In Politik, Stadt, wörtlich! on 14. Mai 2013 at 22:21

Meine Rede zum Antrag „Stadtteile am Fluss über den Fluss verbinden“

Im Jahr 1987 sind die Grünen in den Bürgerschaftswahlkampf gezogen mit der Parole „Mit dem Gesicht statt mit dem Arsch zur Weser“.

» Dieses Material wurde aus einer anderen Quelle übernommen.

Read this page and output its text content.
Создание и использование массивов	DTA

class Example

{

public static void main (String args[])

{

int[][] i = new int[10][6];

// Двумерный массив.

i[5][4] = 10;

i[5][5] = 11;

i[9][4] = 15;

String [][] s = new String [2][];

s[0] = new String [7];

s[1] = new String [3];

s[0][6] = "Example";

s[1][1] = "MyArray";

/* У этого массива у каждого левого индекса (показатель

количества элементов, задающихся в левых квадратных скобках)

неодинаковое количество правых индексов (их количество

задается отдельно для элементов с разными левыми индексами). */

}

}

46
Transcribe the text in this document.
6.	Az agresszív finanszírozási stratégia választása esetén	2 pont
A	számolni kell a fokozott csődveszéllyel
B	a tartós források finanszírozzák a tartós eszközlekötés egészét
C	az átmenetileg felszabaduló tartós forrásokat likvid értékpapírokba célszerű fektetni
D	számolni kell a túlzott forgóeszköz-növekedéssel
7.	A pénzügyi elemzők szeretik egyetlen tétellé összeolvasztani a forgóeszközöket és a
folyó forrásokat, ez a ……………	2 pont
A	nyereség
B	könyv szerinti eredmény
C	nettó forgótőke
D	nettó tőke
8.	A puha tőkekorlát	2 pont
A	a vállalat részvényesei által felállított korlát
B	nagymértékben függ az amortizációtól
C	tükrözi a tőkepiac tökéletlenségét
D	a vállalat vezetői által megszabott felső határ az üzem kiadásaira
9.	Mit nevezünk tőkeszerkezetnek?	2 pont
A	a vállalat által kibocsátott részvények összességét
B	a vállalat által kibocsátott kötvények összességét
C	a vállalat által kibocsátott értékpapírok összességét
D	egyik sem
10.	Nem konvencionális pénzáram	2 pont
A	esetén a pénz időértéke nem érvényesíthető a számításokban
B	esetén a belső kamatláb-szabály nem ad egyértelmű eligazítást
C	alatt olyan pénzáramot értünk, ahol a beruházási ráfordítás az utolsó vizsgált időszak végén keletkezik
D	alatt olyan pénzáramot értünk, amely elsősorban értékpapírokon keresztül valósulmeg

Nach der Wahl beschrieb der Abgeordnete Fücks damals hier im Parlament eine Vision für das Jahr 1999 mit einer Reise von Hemelingen bis Blumenthal – das liegt in Bremen-Nord ;-) – entlang der Weser, vorbei an Wohnungen, Gründerzentren, alternativer Energieerzeugung, Filmstudios, und einem innerstädtischen Schiffspendelverkehr über die Weser. Laut Herrn Fücks – so erzählt er es jedenfalls heute – soll damals der Abgeordnete Wedemeier dazwischengerufen haben: „Das ist eine Rede gegen Bremen!“ Der damalige Präsident der Bürgerschaft wollte Herrn Fücks das Wort entziehen.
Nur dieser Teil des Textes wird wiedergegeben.